VikaOlson · 24/01/2026 19:45

It's not really an Ofsted issue.

It may be an issue for the local authority though as they supply the funding. The nursery will have signed a provider agreement with the LA that sets out what they're allowed to charge for, so I doubt they can terminate a child's contract due to the parent reasonably asking them to stick to the terms of the agreement.

I would find the provider agreement for your LA and read through it to check what the nursery has agreed to.
And then if you choose to query the consumables fee, do it politely and via email.

BillieWiper · 24/01/2026 20:17

That's the only way they can make a profit on the 'free' hours. The government doesn't give enough to properly cover it. Yours sounds quite high but I think all need to add on some costs. No matter where you go you probably can't avoid it.

If you refuse it they'll just withdraw your kid.

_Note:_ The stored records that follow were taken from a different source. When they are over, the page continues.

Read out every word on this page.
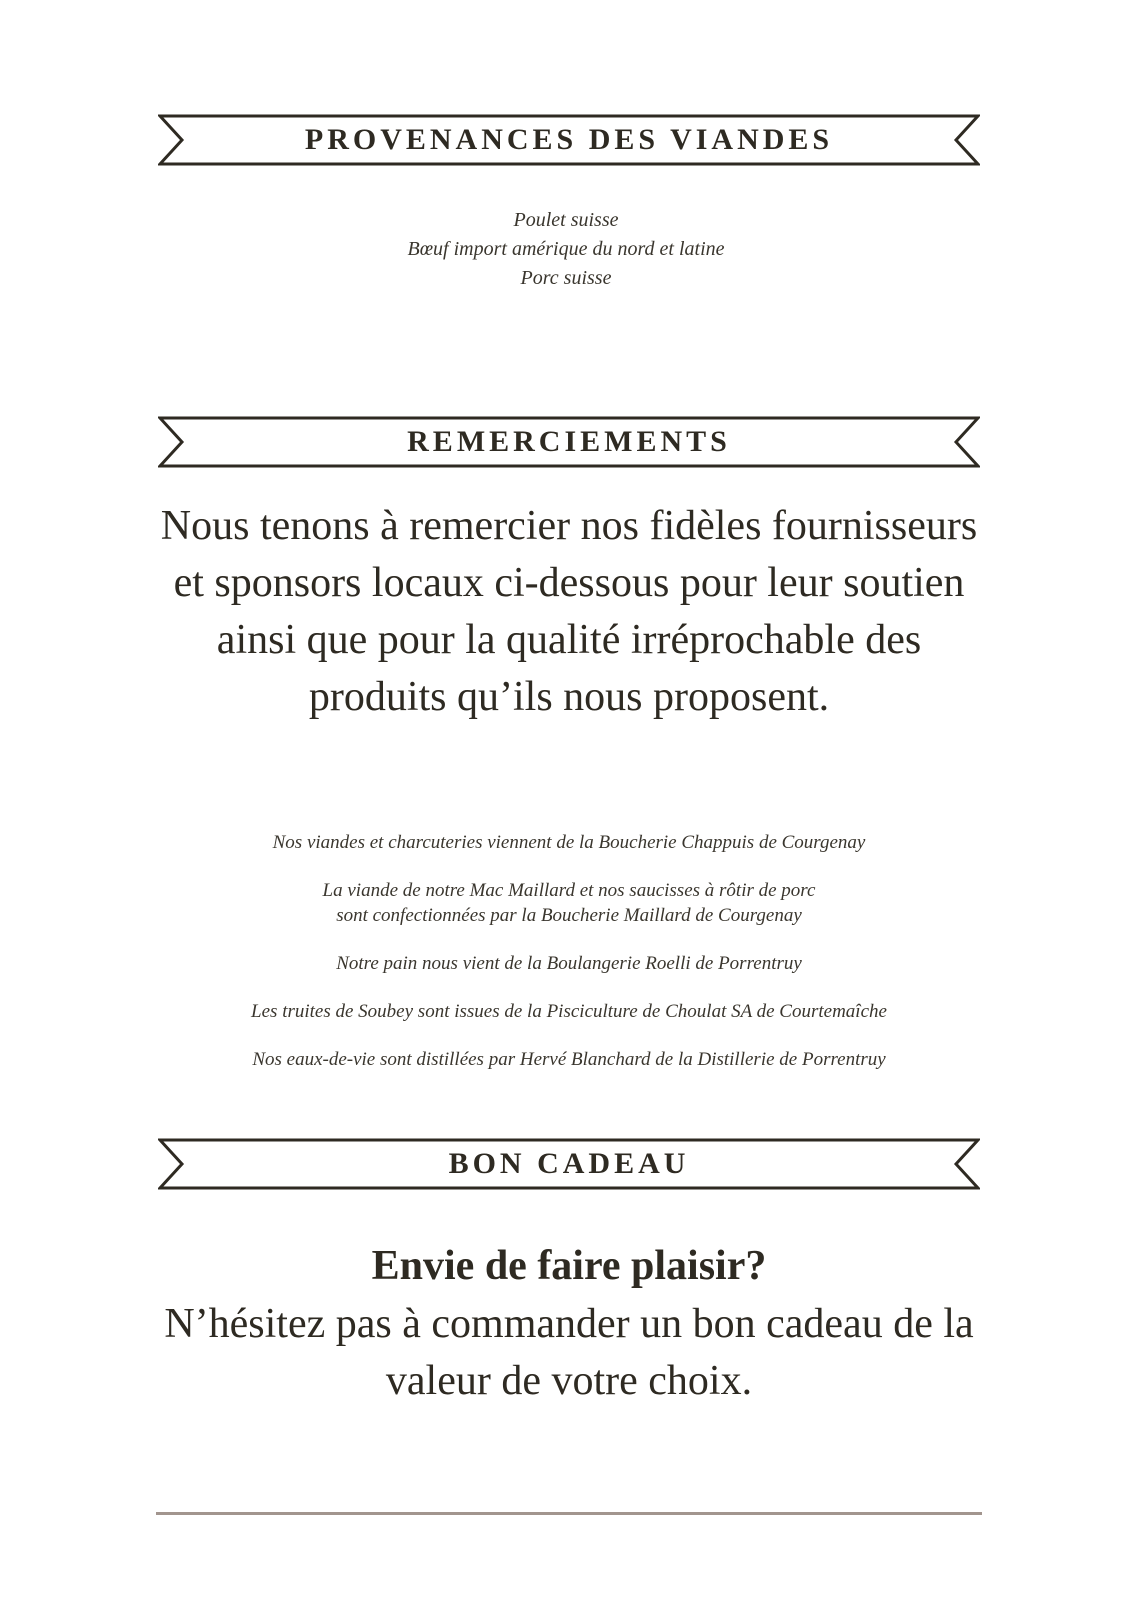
PROVENANCES DES VIANDES
Poulet suisse
Bœuf import amérique du nord et latine
Porc suisse
REMERCIEMENTS
Nous tenons à remercier nos fidèles fournisseurs et sponsors locaux ci-dessous pour leur soutien ainsi que pour la qualité irréprochable des produits qu’ils nous proposent.

Nos viandes et charcuteries viennent de la Boucherie Chappuis de Courgenay

La viande de notre Mac Maillard et nos saucisses à rôtir de porc
sont confectionnées par la Boucherie Maillard de Courgenay

Notre pain nous vient de la Boulangerie Roelli de Porrentruy

Les truites de Soubey sont issues de la Pisciculture de Choulat SA de Courtemaîche

Nos eaux-de-vie sont distillées par Hervé Blanchard de la Distillerie de Porrentruy

BON CADEAU
Envie de faire plaisir?
N’hésitez pas à commander un bon cadeau de la valeur de votre choix.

SchoolDilemma17 · 24/01/2026 20:19

StevieNic · 24/01/2026 19:32

Thanks for the advice everyone. We send in nappies, wipes and sun cream, nappy cream etc, they don’t go on any trips of have any classes with instructors. They do messy play and art and sometimes bake as part of the early years curriculum so I expect they will say the fee is for those supplies.

My worry is that if we said we weren’t paying since those things should be provided as part of the ordinary provision they will ask us to leave. We live in a village and there aren’t any other childcare options nearby really.

It’s not for consumables! It’s the gap they have from government funding and they are only allowed to call it consumables.
ask if any of the nurseries in your area are cheaper - I doubt it!

StevieNic · 24/01/2026 20:25

@SchoolDilemma17 its a private company with lots of nurseries that makes a fortune having looked on companies house, so I’m not buying that they ‘can’t afford’ to stop adding bogus charges

OP posts:
fashionqueen0123 · 24/01/2026 20:40

The problem is funding usually covers stuff wages, pensions and employer NI and not much else.
The nursery will have to cover things like staff training, IT systems, phone costs, electricity gas and water, cleaning products, all toys and materials, indoor and outdoor equipment and maintenance of it all. Then rental/business/waste and council costs etc and then a redundancy fund incase the whole thing goes bust.